Erase returns the a new iterator value; you should be using it instead of the dodgey "--" trick.
for (hordeIt zIt=horde.begin(); zIt !=horde.end(); /*N.B. nothing here*/)
                        if (...)
                                zIt = horde.erase(zIt);
2) Replacing STL data-structures with custom implementations that do the same thing isn't that helpful (especially when you replace them with buggy versions). Avoiding STL structures is more useful if you require another kind of structure altogether (e.g. something other than a doubly linked list, e.g. an enumerable pool of zombies, etc...).
3) You were lucky in the game of russian-roulette that is undefined-behaviour. In your code, --zIt is making use of an invalidated iterator. Depending on the STL implementation, this could do anything (including 'work as intended').

#5001949 Problems with timeGetTime()

Posted by Hodgman on 17 November 2012 - 10:49 PM

You shouldn't be calling timeGetTime twice per frame like that -- the result of that code is that you're not timing your Draw/Update code at all, you're only timing the code that comes between the bottom line and the top line.
You can change it to only call timeGetTime once per frame like this:
static DWORD lastFrameTime = 0;
DWORD frameDelta;
DWORD thisFrameTime = timeGetTime();
if( lastFrameTime == 0 )//first frame!
  frameDelta = 0;
  frameDelta = thisFrameTime - lastFrameTime;
lastFrameTime = thisFrameTime;

P.S. timeGetTime isn't very accurate, so most people use QueryPerformanceCounter/QueryPerformanceFrequency instead, or you can use someone else's ready-made high accuracy timer, such as timer_lib.

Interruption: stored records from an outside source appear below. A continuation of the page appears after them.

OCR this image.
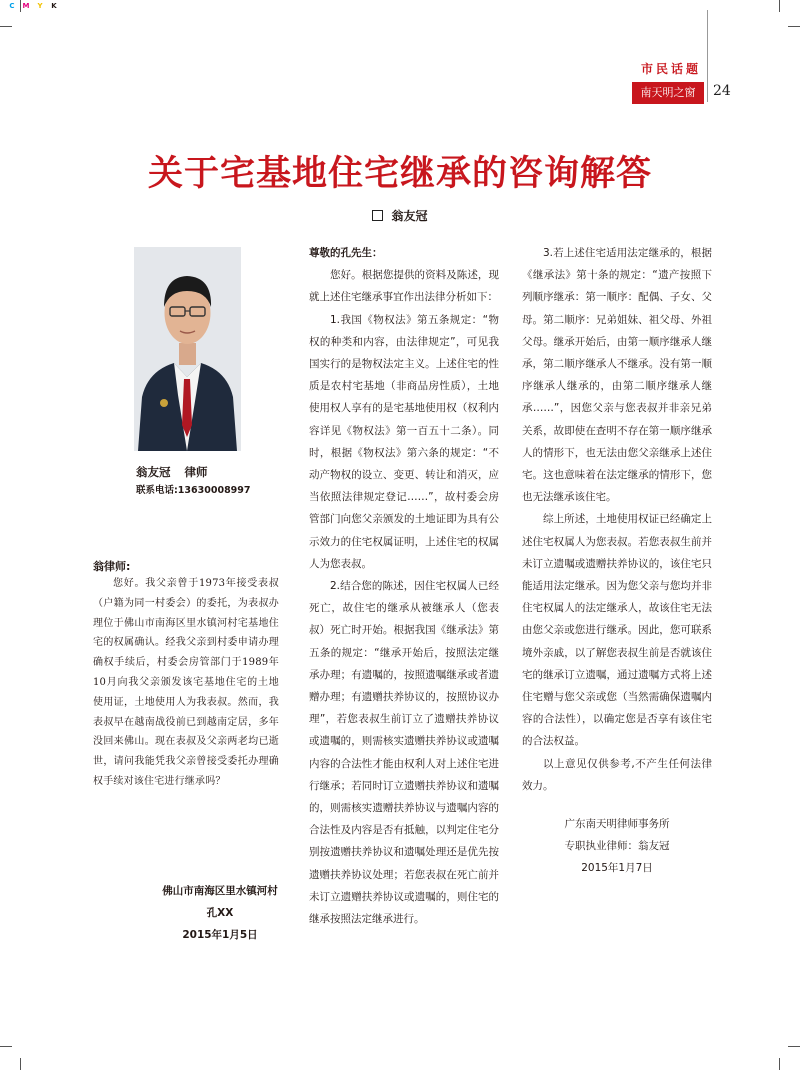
C	M	Y	K
市民话题
南天明之窗	24
关于宅基地住宅继承的咨询解答
翁友冠
翁友冠 律师
联系电话:13630008997
翁律师:

您好。我父亲曾于1973年接受表叔（户籍为同一村委会）的委托，为表叔办理位于佛山市南海区里水镇河村宅基地住宅的权属确认。经我父亲到村委申请办理确权手续后，村委会房管部门于1989年10月向我父亲颁发该宅基地住宅的土地使用证，土地使用人为我表叔。然而，我表叔早在越南战役前已到越南定居，多年没回来佛山。现在表叔及父亲两老均已逝世，请问我能凭我父亲曾接受委托办理确权手续对该住宅进行继承吗？

佛山市南海区里水镇河村
孔XX
2015年1月5日

尊敬的孔先生：

您好。根据您提供的资料及陈述，现就上述住宅继承事宜作出法律分析如下：

1.我国《物权法》第五条规定：“物权的种类和内容，由法律规定”，可见我国实行的是物权法定主义。上述住宅的性质是农村宅基地（非商品房性质），土地使用权人享有的是宅基地使用权（权利内容详见《物权法》第一百五十二条）。同时，根据《物权法》第六条的规定：“不动产物权的设立、变更、转让和消灭，应当依照法律规定登记……”，故村委会房管部门向您父亲颁发的土地证即为具有公示效力的住宅权属证明，上述住宅的权属人为您表叔。

2.结合您的陈述，因住宅权属人已经死亡，故住宅的继承从被继承人（您表叔）死亡时开始。根据我国《继承法》第五条的规定：“继承开始后，按照法定继承办理；有遗嘱的，按照遗嘱继承或者遗赠办理；有遗赠扶养协议的，按照协议办理”，若您表叔生前订立了遗赠扶养协议或遗嘱的，则需核实遗赠扶养协议或遗嘱内容的合法性才能由权利人对上述住宅进行继承；若同时订立遗赠扶养协议和遗嘱的，则需核实遗赠扶养协议与遗嘱内容的合法性及内容是否有抵触，以判定住宅分别按遗赠扶养协议和遗嘱处理还是优先按遗赠扶养协议处理；若您表叔在死亡前并未订立遗赠扶养协议或遗嘱的，则住宅的继承按照法定继承进行。

3.若上述住宅适用法定继承的，根据《继承法》第十条的规定：“遗产按照下列顺序继承：第一顺序：配偶、子女、父母。第二顺序：兄弟姐妹、祖父母、外祖父母。继承开始后，由第一顺序继承人继承，第二顺序继承人不继承。没有第一顺序继承人继承的，由第二顺序继承人继承……”，因您父亲与您表叔并非亲兄弟关系，故即使在查明不存在第一顺序继承人的情形下，也无法由您父亲继承上述住宅。这也意味着在法定继承的情形下，您也无法继承该住宅。

综上所述，土地使用权证已经确定上述住宅权属人为您表叔。若您表叔生前并未订立遗嘱或遗赠扶养协议的，该住宅只能适用法定继承。因为您父亲与您均并非住宅权属人的法定继承人，故该住宅无法由您父亲或您进行继承。因此，您可联系境外亲戚，以了解您表叔生前是否就该住宅的继承订立遗嘱，通过遗嘱方式将上述住宅赠与您父亲或您（当然需确保遗嘱内容的合法性），以确定您是否享有该住宅的合法权益。

以上意见仅供参考,不产生任何法律效力。

广东南天明律师事务所

专职执业律师：翁友冠

2015年1月7日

#5001918 Simulating CRT persistence?

Posted by Hodgman on 17 November 2012 - 08:24 PM

You can make an "accumulation buffer" just by creating a new render target (texture) and accumulating values into it.

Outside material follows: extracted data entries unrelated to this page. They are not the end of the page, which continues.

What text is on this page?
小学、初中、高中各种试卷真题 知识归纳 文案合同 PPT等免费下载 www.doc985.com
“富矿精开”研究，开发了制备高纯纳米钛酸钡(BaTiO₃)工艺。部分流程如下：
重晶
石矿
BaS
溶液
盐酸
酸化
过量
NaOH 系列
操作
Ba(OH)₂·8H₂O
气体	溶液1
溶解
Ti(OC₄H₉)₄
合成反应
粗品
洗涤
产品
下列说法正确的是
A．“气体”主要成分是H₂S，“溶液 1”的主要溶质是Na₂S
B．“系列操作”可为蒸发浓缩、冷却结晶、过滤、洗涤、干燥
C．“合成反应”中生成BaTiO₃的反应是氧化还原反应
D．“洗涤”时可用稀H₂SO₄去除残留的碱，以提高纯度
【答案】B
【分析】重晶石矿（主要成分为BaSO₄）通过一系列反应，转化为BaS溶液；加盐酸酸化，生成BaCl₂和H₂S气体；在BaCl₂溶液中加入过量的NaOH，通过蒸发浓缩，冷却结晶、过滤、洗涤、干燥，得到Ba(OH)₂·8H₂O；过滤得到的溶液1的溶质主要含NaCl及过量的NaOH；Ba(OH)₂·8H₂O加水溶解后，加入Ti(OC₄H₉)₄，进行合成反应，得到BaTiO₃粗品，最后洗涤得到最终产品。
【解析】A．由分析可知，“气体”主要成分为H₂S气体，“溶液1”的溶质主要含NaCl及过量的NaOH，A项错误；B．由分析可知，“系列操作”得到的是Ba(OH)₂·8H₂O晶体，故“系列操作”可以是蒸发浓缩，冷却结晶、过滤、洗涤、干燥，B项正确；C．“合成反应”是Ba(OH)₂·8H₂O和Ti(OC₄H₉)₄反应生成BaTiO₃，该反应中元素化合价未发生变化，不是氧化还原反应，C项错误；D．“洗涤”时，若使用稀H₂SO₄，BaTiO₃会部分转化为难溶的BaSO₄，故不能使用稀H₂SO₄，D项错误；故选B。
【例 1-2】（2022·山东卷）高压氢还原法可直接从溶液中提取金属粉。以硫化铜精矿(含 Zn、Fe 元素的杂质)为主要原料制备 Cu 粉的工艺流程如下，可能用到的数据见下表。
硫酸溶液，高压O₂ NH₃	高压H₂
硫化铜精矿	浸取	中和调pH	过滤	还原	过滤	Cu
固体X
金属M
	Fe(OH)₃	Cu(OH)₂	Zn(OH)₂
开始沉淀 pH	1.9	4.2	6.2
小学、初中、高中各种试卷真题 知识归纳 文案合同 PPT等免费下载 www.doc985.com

e.g. to keep 10% of the previous frame around (and 1% of the frame before that, and 0.1% of the frame before that...)
Render scene to target #1.
Blend target #1 into target #2 with 90% alpha.
Display target #2 to screen.

#5001902 Intel HD 2000 Performance estimation on this scenario?

Posted by Hodgman on 17 November 2012 - 07:22 PM

Intel HD 2000 is a GPU and most of those items are only relevant to the CPU.

Can a mobile quad core CPU for Intel HD 2000 keep up with a minimal frame rate of 25 in this case?

Yes... if all those things that you've listed take less than 40ms to compute Posted Image You'll have to add timers to your code to keep track of how long each part takes per frame, and then optimize them until they do take under 40ms.

As for the quad-core part -- do you use 4 threads?

#5001470 what would be the proper oop way to do this?

Posted by Hodgman on 16 November 2012 - 01:43 AM

I'll agree. OOP doesn't make a whole lot of sense here.

Who are you agreeing with?
"Not everything has to be it's own class in OO" != "OO is nonsensical here".
If everything in OOP had to be a class, we'd be writing code like below, which we don't --
Assertion( Comparison( Adder( Integer(1), Integer(1) ).Result(), Integer(2) ).Result() ).Check();

Yeah, that'll start a holy war. I should probably bow out at this point...

Yes, in a thread asking how to use OO design in a specific situation, you're just trying to OO-bash, poorly.

Please no one take the bait.

#5001429 What side skills are essential / noteable plusses for becoming a game physics...

Posted by Hodgman on 15 November 2012 - 09:10 PM

What happens when you need to search for a specific pattern in 500 MB of build log files stored on a remote build server? For a someone familiar with the command line thats a one-line call to ssh+grep. If you are stuck in GUI-land, it's likely to present a stumbling block...

In GUI land, you open a remote desktop connection to the server and then open the log in your favourite text editor.

YMMV, but I learned bash/grep/sed/etc in University and then never touched them again. Mostly because they don't exist on Windows, and there's not much point installing some Unix-style shell like cygwin, when a Python interactive shell is actually more powerful.
If I need to automate something, I'll use Visual Studio macros, or a Python script (or PHP, or JavaScript, or even C), or use Excel, or a DSL like CMake.

On the topic of every-programmer side skills - make sure you're comfortable with version control systems. Ideally, both a centralized one like Subversion/Perforce, and a distributed one like Git/Mercurial.